For most small businesses, this pandemic is not over – far from it.
Beyond what the future may bring with regard to additional economic pain from the Delta, Lambda, or future variants, small business owners are still digging out of the mess of the last year and a half. According to a mid-July 2021 Census Bureau “Small Business Pulse Survey,” 32.5% of small businesses say it will still take them 6 months or longer to return to normal levels of operation.
Not surprisingly, more than a quarter (25.2%) still report “a large negative effect” from the Coronavirus pandemic, which is more widespread in certain sectors such as the accommodations and food services sector (54.7% are still struggling).
So why would lawmakers and elected officials want to pile on and add more uncertainty and costs with higher taxes and burdensome regulation on these small businesses?
Unfortunately, that is the threat business owners have been facing from Washington, D.C. And the massive $3.5 trillion budget resolution currently zipping through the U.S. Senate is one doozy of a tax and spending package that could suck small businesses dry at a time they need these additional resources for higher labor costs, higher input costs, and new investments to deal with ever-changing consumer habits and trends.
Tax increases are not politically popular with small business owners, especially now as they are still grinding it out and hoping to eventually recover from the pandemic. In fact, in a new SBE Council/TechnoMetrica survey of small business owners that my group will release on August 11, 65% of respondents say that “no federal tax increases should be considered until the economy has had the time to fully recover.”
These business owners were hit hard by the pandemic, and know of other family-owned businesses and farms who suffered right alongside them. Many of these small business owners want to keep the firm or farm in the family, and are working hard to build a resilient business that can compete and prosper into the next generation.
So, beyond their concerns about new taxes and government-imposed costs that could sink their business as they work to recover from this pandemic, small business owners are now fearful of new barriers that will prevent them from passing their business onto the next generation sometime in the future. A proposal to eliminate step-up in basis adjustment (when property such as a business or farm is passed on upon death) may be used as a “pay for” to fund the $3.5 trillion spending bonanza.
Senator John Thune (R-S.D.) calls this proposal a new “double death tax” and for good reason. The impact for family businesses and farms would be very destructive and painful.
According to our survey:
- 50% of respondents said the proposal would hurt their ability to carry on the business
- 51% said it would hurt their ability to make capital investments in the business
- 42% said it would hurt their ability to secure loans or lines of credit
- 47% said it would hurt their ability to keep existing employees
- 49% said it would hurt their ability to support local charitable organizations
- 48% said it would hurt their ability to pay federal or state taxes
- 45% said it would hurt their ability to support the local economy
- 48% said it would hurt their ability to support their own family
These outcomes are not positive ones for local economies, workers, families, charities, and governments.

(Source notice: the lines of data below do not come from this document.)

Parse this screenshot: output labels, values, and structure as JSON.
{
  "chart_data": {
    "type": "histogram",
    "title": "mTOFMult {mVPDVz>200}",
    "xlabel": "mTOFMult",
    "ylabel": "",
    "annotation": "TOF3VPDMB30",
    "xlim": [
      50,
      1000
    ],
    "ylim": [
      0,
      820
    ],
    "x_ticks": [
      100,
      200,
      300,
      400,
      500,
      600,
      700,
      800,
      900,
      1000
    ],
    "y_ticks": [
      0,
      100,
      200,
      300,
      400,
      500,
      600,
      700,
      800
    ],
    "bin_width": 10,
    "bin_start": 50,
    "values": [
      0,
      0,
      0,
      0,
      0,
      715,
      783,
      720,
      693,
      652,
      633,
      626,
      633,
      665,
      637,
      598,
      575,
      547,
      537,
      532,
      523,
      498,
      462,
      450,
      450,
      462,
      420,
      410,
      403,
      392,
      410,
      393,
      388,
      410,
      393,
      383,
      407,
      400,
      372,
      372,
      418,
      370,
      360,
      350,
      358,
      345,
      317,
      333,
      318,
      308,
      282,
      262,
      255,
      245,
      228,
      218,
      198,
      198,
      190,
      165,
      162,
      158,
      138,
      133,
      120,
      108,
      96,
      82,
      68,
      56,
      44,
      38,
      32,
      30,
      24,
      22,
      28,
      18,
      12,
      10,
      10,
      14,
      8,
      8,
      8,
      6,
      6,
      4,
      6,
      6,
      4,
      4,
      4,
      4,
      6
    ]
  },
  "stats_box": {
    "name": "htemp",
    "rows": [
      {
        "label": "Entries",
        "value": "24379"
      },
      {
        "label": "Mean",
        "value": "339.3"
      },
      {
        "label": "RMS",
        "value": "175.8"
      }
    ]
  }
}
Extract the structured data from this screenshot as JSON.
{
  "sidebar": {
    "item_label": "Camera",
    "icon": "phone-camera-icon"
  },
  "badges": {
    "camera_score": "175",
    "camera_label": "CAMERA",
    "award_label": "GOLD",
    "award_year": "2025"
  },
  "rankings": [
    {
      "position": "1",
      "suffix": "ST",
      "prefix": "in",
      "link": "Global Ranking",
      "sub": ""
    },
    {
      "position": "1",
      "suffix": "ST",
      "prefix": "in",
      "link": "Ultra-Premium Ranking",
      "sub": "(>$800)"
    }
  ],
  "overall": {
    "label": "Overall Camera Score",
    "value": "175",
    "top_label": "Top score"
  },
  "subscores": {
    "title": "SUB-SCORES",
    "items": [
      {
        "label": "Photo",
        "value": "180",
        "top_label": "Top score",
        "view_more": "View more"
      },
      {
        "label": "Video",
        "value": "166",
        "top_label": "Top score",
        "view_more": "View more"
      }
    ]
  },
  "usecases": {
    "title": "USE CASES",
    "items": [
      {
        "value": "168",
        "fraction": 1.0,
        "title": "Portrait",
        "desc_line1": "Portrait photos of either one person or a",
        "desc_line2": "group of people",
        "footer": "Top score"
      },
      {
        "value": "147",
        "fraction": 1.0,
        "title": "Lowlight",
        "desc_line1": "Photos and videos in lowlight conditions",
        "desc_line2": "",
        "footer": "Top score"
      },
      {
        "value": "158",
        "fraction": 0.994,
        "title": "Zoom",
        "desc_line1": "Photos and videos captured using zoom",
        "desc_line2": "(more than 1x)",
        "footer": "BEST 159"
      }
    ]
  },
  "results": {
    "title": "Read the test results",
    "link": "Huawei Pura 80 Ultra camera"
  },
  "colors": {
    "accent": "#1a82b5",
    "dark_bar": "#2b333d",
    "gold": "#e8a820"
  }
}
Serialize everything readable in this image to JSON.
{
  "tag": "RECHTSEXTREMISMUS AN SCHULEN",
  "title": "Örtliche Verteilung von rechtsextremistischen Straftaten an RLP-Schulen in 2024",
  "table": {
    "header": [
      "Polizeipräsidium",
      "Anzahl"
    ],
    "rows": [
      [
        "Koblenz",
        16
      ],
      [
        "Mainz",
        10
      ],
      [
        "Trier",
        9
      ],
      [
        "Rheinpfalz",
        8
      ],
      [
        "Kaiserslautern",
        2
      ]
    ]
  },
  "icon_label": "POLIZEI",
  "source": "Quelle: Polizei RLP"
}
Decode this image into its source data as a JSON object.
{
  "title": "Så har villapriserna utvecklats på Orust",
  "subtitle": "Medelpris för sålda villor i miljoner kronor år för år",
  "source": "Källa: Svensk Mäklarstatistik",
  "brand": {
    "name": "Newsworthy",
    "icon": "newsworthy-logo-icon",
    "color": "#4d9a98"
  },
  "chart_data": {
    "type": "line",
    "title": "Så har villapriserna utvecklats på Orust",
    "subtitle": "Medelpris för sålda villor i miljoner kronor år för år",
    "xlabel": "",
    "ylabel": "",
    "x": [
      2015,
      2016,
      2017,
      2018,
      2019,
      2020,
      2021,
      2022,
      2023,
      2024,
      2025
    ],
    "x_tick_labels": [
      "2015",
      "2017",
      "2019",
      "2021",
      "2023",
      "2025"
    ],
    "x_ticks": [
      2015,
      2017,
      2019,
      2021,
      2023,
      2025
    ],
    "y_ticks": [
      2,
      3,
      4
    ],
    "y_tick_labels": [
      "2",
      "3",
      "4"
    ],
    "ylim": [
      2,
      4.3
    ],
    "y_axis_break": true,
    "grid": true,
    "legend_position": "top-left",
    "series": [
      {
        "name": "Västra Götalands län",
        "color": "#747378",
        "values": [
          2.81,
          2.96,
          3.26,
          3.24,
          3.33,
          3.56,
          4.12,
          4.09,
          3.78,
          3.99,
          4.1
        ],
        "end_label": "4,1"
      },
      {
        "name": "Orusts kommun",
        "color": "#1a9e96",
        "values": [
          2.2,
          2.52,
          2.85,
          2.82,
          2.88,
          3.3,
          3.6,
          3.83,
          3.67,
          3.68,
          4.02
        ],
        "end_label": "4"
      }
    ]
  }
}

The survey results will also reveal additional negatives for small businesses and the U.S. economy (visit our website www.sbecouncil.org for the results) regarding how eliminating step-up in basis and hiking capital gains taxes would impact both, but maybe that’s why Senate Democrats are moving amazingly fast to jam the massive package through the reconciliation process, and why the House will likely return in August to maintain legislative momentum.
However, this won’t go unnoticed by small business owners, and they won’t forget when the next election comes rolling around. These tax plans – especially those hurting small business and family businesses – hold political peril for elected officials supporting them. Not surprisingly, according to our survey, 83% of respondents believe that elected officials should support tax policies to make it more financially viable for families to be able to pass on their small businesses, family or privately owned enterprises, farms, and ranches from one generation to the next.
According to our survey, these small business owners will definitely keep this issue in mind for the mid-term elections.
Interestingly, the Democrats' tax and spend plan highlights a pledge to “prohibit new taxes on families making less than $400,000 per year, and on small businesses and family farms.” It would be refreshing indeed if Democrats kept that pledge, but that will not be the case if they fund their massive spending spree on the backs of small businesses by eliminating step-up in basis or hiking capital gains taxes.
Karen Kerrigan is president & CEO of the Small Business & Entrepreneurship Council.